Independency and freedom

2019 Autumn Lectures

The quest for religious liberty in the seventeenth century

‘For freedom Christ has set us free; stand firm therefore, and do not submit again to a yoke of slavery.’
Galatians 5:1 (ESV)

The religious ferment of the seventeenth century was like a cauldron. Into the mix went a passion for biblical orthodoxy, a cry for religious freedom, the emergence of new independent congregations, the flight to America, oppression of various groups, civil war and Commonwealth, the Great Ejection and then a new toleration.

The quest for liberty has deep roots yet often generates oppression. What are the boundaries of religious liberty and toleration? What happens when those who are seen as ‘radical’ gain power?
We find both the origins and the price of religious freedom in this century with many lessons for us today.

1. The origins and rise of independency

By Dr Matthew Bingham

Independent churches are commonplace today and yet this was not always so. During the sixteenth and seventeenth centuries, the idea of an autonomous congregation disconnected from state support and state control was highly controversial and relatively rare. Despite being a new and, to many, scandalous idea, independency developed and thrived during this period, producing congregational and Baptist expressions that endure into the present.
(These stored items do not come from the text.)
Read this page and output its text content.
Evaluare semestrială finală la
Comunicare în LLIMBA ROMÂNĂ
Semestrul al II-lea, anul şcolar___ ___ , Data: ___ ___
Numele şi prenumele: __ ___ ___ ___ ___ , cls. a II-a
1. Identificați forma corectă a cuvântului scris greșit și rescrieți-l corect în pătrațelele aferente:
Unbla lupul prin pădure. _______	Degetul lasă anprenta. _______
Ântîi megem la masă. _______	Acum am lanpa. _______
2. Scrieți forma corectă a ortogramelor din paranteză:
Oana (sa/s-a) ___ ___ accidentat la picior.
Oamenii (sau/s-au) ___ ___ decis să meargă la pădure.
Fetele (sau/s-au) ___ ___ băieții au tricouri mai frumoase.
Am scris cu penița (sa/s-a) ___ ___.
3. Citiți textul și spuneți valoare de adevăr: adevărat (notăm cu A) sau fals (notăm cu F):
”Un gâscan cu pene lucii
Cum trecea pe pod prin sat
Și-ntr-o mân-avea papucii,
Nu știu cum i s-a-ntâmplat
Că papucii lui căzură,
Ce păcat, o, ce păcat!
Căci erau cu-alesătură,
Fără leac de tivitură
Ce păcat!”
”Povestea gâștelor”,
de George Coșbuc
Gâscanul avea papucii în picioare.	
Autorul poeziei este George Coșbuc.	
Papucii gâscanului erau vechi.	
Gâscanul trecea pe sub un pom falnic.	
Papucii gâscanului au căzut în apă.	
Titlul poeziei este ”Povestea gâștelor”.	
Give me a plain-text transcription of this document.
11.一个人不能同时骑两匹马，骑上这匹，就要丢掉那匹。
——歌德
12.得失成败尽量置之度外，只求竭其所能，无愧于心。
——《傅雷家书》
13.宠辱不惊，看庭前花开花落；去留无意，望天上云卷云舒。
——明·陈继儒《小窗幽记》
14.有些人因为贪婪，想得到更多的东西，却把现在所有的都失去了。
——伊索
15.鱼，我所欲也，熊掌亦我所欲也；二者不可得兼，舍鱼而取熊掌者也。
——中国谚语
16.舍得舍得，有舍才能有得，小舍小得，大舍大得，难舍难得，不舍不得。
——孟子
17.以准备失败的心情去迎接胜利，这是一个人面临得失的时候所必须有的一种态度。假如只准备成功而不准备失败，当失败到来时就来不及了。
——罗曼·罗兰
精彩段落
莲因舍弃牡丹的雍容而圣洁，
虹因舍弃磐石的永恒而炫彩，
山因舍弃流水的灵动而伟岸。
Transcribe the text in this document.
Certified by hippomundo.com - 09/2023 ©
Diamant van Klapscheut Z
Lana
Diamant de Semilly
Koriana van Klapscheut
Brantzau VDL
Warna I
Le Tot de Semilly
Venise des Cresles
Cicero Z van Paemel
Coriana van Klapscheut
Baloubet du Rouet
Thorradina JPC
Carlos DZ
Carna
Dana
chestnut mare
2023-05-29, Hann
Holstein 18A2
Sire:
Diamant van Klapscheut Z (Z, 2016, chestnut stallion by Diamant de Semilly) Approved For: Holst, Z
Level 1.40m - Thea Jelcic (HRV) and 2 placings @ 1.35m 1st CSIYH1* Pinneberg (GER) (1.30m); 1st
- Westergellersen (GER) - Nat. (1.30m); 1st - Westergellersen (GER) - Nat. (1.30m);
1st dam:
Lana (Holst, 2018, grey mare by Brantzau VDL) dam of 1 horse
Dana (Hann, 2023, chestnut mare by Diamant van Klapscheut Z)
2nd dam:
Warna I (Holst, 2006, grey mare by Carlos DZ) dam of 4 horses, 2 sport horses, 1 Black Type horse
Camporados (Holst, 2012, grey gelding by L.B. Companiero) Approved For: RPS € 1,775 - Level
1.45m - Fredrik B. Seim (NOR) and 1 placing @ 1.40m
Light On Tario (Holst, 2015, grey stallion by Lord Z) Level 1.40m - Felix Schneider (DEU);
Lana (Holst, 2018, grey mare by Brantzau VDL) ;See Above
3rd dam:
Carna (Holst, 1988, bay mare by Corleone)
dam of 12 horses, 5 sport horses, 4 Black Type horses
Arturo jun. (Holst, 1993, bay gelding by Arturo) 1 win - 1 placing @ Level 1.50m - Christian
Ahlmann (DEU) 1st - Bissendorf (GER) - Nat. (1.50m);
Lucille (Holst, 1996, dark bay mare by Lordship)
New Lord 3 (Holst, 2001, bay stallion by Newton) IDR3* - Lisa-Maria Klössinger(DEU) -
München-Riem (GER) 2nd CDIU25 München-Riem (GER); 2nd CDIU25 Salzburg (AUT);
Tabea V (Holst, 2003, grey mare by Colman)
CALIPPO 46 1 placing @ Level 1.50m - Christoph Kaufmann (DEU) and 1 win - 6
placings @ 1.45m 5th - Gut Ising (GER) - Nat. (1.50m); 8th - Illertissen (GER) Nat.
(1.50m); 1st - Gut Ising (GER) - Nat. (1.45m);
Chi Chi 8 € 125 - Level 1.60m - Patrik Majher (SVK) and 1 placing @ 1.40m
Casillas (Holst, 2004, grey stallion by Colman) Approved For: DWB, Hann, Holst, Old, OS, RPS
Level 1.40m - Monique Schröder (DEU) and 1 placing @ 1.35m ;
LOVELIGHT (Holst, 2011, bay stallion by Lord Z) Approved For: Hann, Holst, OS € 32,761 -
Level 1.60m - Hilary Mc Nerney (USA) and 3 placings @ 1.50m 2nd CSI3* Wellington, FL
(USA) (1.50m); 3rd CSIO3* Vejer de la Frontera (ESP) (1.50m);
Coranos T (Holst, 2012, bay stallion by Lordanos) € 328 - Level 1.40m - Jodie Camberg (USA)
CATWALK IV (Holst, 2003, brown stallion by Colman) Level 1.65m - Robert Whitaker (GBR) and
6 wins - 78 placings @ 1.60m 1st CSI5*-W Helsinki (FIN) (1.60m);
In this opening lecture, Matthew Bingham will help untangle how dissent developed among early modern English Puritans and will explore the significance of this important theological development then and now.

2. The promise and price of religious freedom

By Ian Cooper

On 13 November 1620, the passengers of the Mayflower stepped ashore after 65 days at sea. Many earnestly desired to worship God in simplicity and truth but soon realised that the corruptions they sought so hard to escape had followed hard on their heels. Half of their fellow travellers had little enthusiasm for their biblical ideals, and within a few months 52 would die. The remainder saw years of hardship, conflict and disappointment before the struggling Plymouth colony faded in the shadow of other expeditions settling to the north in Boston.

3. Warts and all: Oliver the Protector

By Revd J Philip Arthur

The ending of the reign of Charles I and the assumption of power by Oliver Cromwell (pictured above) inaugurated an extraordinary period in English religious history. The king was dead, the bishops gone. On one level the Puritans, long oppressed, had gained power. The reality was more complex and we will consider the positive and negative aspects of the Commonwealth period for faith and freedom, as well as how new radical forces were released.

4. Among God’s giants

By Revd Dr Richard Turnbull

We will explore the Puritan vision of the Christian life and their quest for godly and holy living. The Puritans understood that our life on earth is a preparation for the glories of heaven. They often faced persecution yet remained focussed on the celestial city. Their spirituality could not be separated from their theology. We will consider their approach to the Sabbath, worship, marriage and family. Thomas Goodwin (pictured above), Richard Sibbes, John Owen and Richard Baxter will be among those that help us.

5. Oppression and toleration

By Revd Dr Richard Turnbull

What happened that led to the collapse of the Commonwealth period as quickly as its arrival? This lecture will look at the end of the Commonwealth and the cry for the restoration of monarchy. We will look at the unremitting oppression presided over by Charles II (pictured above) and the emergence of a new round of independency in the ‘Great Ejection’. Great oppression, and yet, within 30 years, a formal Act of Toleration. Why did this happen and what are the lessons for today?